Perkawinan tidak dilarang dengan pertimbangan bahwa bila tidak kawin
dapat terbakar oleh hawa nafsunya sendiri (1Kor7:9) yang akan mematikan
rohani orang beriman. Sedangkan kehendak dan rencana Nya adalah supaya
manusia dapat menguduskan dirinya dan menjadi sempurna seperti Dia,
sehingga bisa hidup bahagia bersamaNya dalam Kerajaan Sorga. Maka hukum
yang berlaku adalah perkataan Yesus :“Apa yang telah dipersatukan oleh Allah, tidak boleh diceraikan manusia”(Mat.19:6), karena hanya maut atau kematian yang dapat memisahkan mereka dari pasangannya.
Tuhan Yesus jelas
tidak menentang perkawinan, tetapi Ia tidak memberikan sedikit celah pun
untuk bercerai bagi perkawinan orang-orang beriman. Sehingga apabila
dikemudian hari pasangan itu ada masalah atau ketidak-cocokan diantara
mereka, maka mereka harus mau saling mengoreksi diri dan menerima
kekurangan pasangannya agar mereka dapat hidup bahagia dan membahagiakan
pasangannya. Dalam hal ini jelas pengajaran yang diberikan oleh Tuhan
kepada orang beriman, yaitu biarpun mereka tidak dapat memenuhi kehendak
Allah secara maksimal, tetapi mereka diharapkan dapat mengalami
pertumbuhan iman bersama pasangannya, sehingga mereka dapat memperoleh
keselamatan yang dijanjikan Allah. Bilamana pasangannya meninggal, yang
masih hidup memperoleh kebebasan sebagai orang merdeka. Dan ia bebas
memilih apakah hendak mencari pasangan lagi, atau hidup mensucikan diri
bagi Allah.

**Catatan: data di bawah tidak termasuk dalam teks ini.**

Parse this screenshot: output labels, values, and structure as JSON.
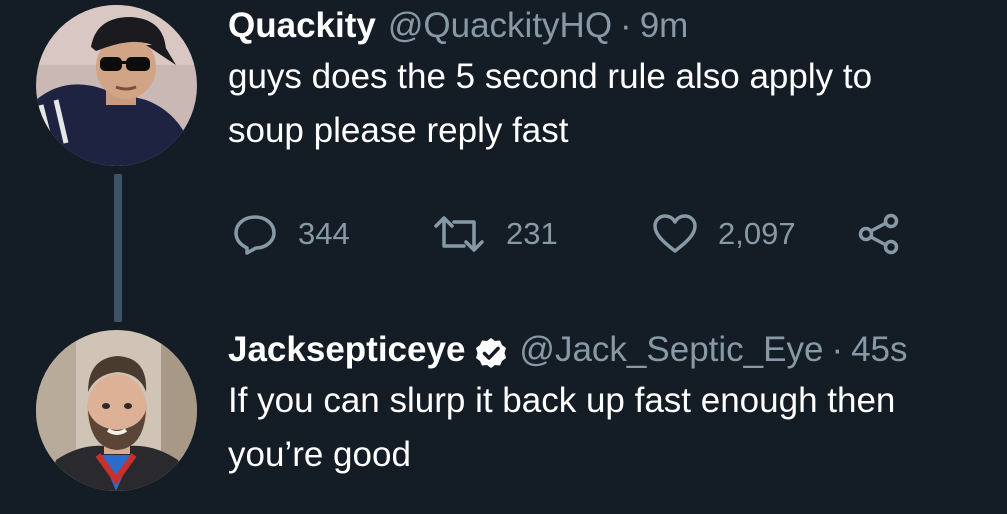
{
  "tweets": [
    {
      "display_name": "Quackity",
      "handle": "@QuackityHQ",
      "separator": "·",
      "time": "9m",
      "text_line1": "guys does the 5 second rule also apply to",
      "text_line2": "soup please reply fast",
      "avatar_icon": "user-avatar",
      "stats": {
        "replies": "344",
        "retweets": "231",
        "likes": "2,097"
      }
    },
    {
      "display_name": "Jacksepticeye",
      "verified": true,
      "verified_icon": "verified-badge-icon",
      "handle": "@Jack_Septic_Eye",
      "separator": "·",
      "time": "45s",
      "text_line1": "If you can slurp it back up fast enough then",
      "text_line2": "you’re good",
      "avatar_icon": "user-avatar"
    }
  ],
  "colors": {
    "background": "#141d26",
    "primary_text": "#ffffff",
    "secondary_text": "#8899a6",
    "thread_line": "#3d5466"
  },
  "icons": [
    "reply-icon",
    "retweet-icon",
    "like-icon",
    "share-icon"
  ]
}
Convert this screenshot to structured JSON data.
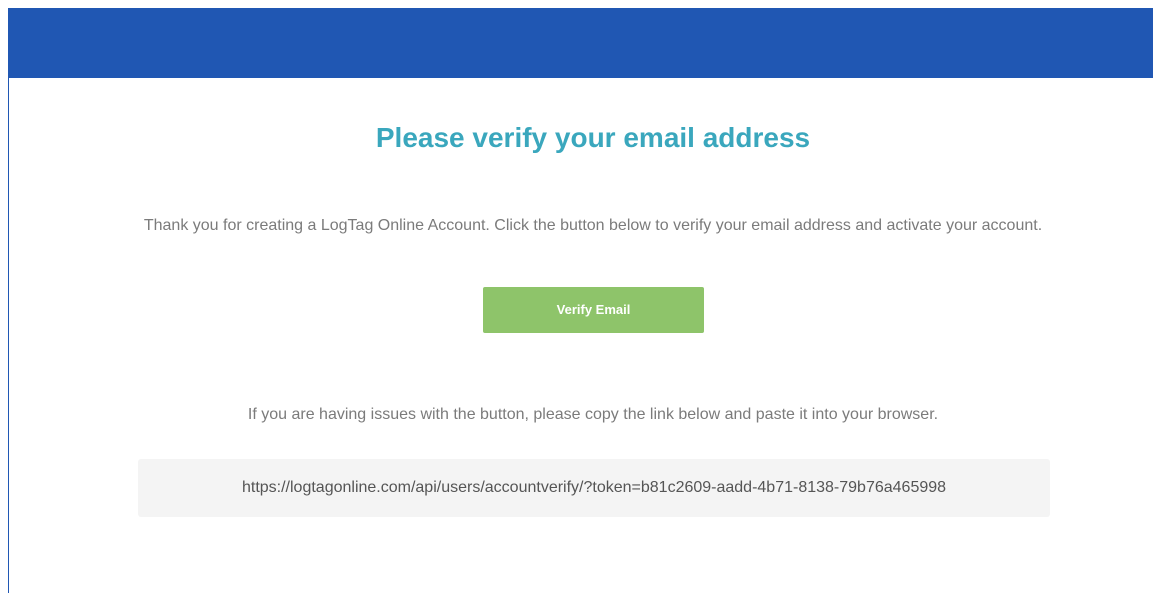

Kepada mereka yang mencari pasangan lagi maka hukum yang
berlaku adalah “Setiap orang yang menceraikan istrinya, lalu
kawin dengan perempuan lain, ia berbuat zinah; dan barangsiapa kawin
dengan perempuan yang diceraikan suaminya, ia berbuat zinah”
(Luk.16:18).
Hukum diatas hanya berlaku bagi orang-orang beriman, dan
tidak berlaku bagi orang yang tidak beriman. Bila seorang tidak beriman
bercerai dari pasangannya, kemudian ia mengikut Yesus, maka ia dianggap
sebagai orang baru dan masa lalunya tidak diperhitungkan. Karena segala
dosa dan kesalahannya sudah ditebus oleh kematian dan darah Yesus. Ia
bebas kawin dengan pasangan yang dipilihnya.
Jika ada pasangan
yang karena sesuatu hal kemudian memutuskan untuk berpisah, maka
masing-masing tidak diperbolehkan mencari pasangan lain sebagai
penggantinya, selama pasangannya masih hidup.Jika seorang beriman
ditinggal mati oleh pasangannya dan mempunyai anak yang masih belum
dewasa, maka sebaiknya ia menunda perkawinannya sampai anaknya mandiri,
karena anak itu masih menjadi tanggung-jawabnya dan berhak mendapat
pemeliharaan dari orang tuanya yang masih hidup.
Jika seorang tidak
beriman yang mempunyai istri lebih dari satu, kemudian percaya kepada
Yesus maka ia wajib untuk meninggalkan semua istrinya dan hidup dengan
istri yang pertama saja.
Jika istri yang pertama tidak mau percaya
kepada Yesus dan ada diantara istrinya yang percaya kepada Yesus, maka
istrinya yang beriman itu boleh menjadi pasangan hidupnya .
Jika ada
lebih dari satu istrinya yang mau beriman kepada Yesus, maka yang
menjadi pasangan hidupnya adalah istri yang lebih tua. Sedangkan istri
yang diceraikan bebas untuk mencari pasangan hidupnya menurut hukum
diatas.
Demikianlah perkawinan menurut Tuhan Yesus, maka murid-muridNya
memilih untuk tidak kawin saja (Mat.19:10).Tetapi menurut Tuhan Yesus
orang yang tidak kawin ada tiga sebab, tetapi satu yang dikehendaki
Tuhan Yesus, yaitu tidak kawin karena Kerajaan Allah.
Injil Matius
mencatat perkataan Tuhan Yesus didalam pasal 19:12, yang berbunyi:“…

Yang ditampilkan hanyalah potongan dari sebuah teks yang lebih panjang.